Review of Wolf Creek

Wolf Creek (2005)
7/10
Very severe (view at you own risk)
17 June 2009
It is impossible to love a film like Wolf Creek. It is perverted to the cinematic extreme. On the other hand it would be wrong to dismiss first time director/writer Greg Mclean as an ugly, incompetent storyteller. He was trying to adapt a true story for the screen, which is perfectly fine (movies do this all the time). Wolf Creek is an unhappy story, but it shows you just one of the many ways in which the world is not always pretty place.

The events on which this story is based took place ten years ago. We follow three kids in Australia who are taking a road trip to Wolf Creek, the sight of a famous meteor crater. On their way back, their car breaks down, leaving them stranded in the outback, That night they meet a stranger with a tow truck who offers to give them a tow back to his place where he will fix the car.
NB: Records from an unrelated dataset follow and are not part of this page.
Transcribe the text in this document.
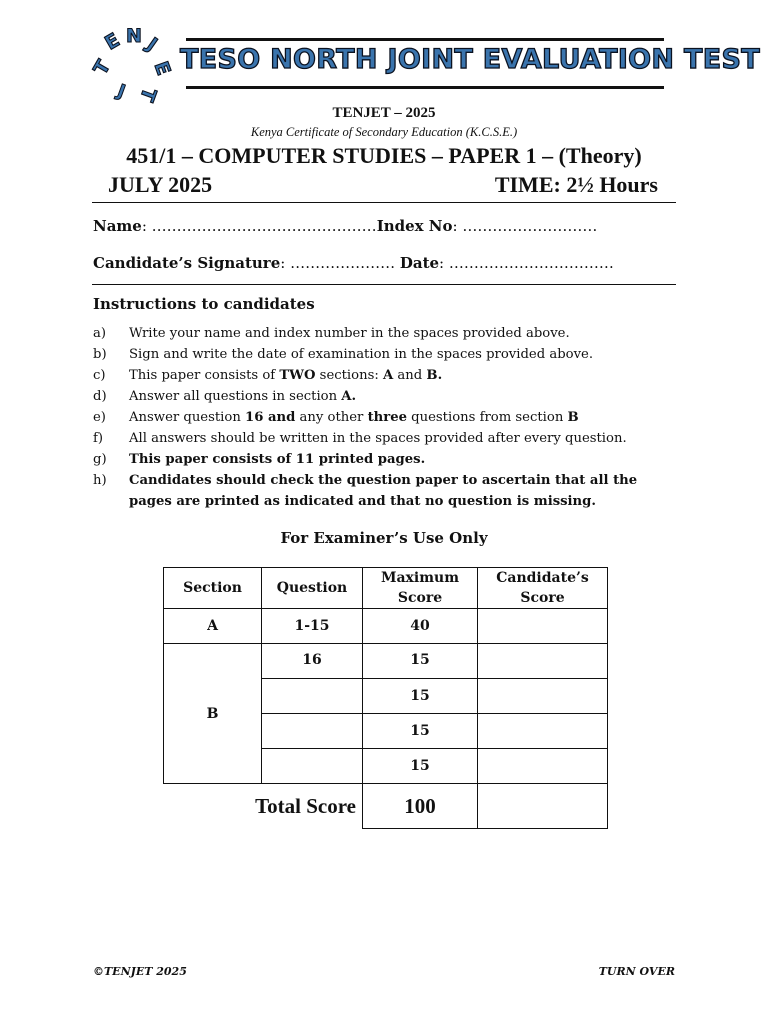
T
E N J
E
T
J
TESO NORTH JOINT EVALUATION TEST
TENJET – 2025
Kenya Certificate of Secondary Education (K.C.S.E.)
451/1 – COMPUTER STUDIES – PAPER 1 – (Theory)
JULY 2025	TIME: 2½ Hours
Name: ………………………………………Index No: ………………………
Candidate’s Signature: ………………… Date: ……………………………
Instructions to candidates
a)	Write your name and index number in the spaces provided above.
b)	Sign and write the date of examination in the spaces provided above.
c)	This paper consists of TWO sections: A and B.
d)	Answer all questions in section A.
e)	Answer question 16 and any other three questions from section B
f)	All answers should be written in the spaces provided after every question.
g)	This paper consists of 11 printed pages.
h)	Candidates should check the question paper to ascertain that all the pages are printed as indicated and that no question is missing.
For Examiner’s Use Only
Section	Question	Maximum Score	Candidate’s Score
A	1-15	40	
B	16	15	
		15	
		15	
		15	
Total Score		100	
©TENJET 2025	TURN OVER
He then holds them captive because he is a sadist and a killer. According to the film, they all managed to escape but only one survived.

The killer pretty much steals the movie in the second half. At first he is set up to be a sort of classic 'easy-going' outback Australian like Crodidile Dundee, and then suddenly he is not. Like many cinematic killers, this guy has really no motive for his Inhumanity, but the script suggests in a very small way that he hates tourists, and being subject to stereotypes. He truly is menacing, not necessarily well acted, but menacing.

Personally I don't much care for this category of Horror film, but Wolf Creek turns out to be surprisingly exceptional, but if you are gonna see it, prepare to be disturbed. It makes Texas Chainsaw Massacre look like Barney.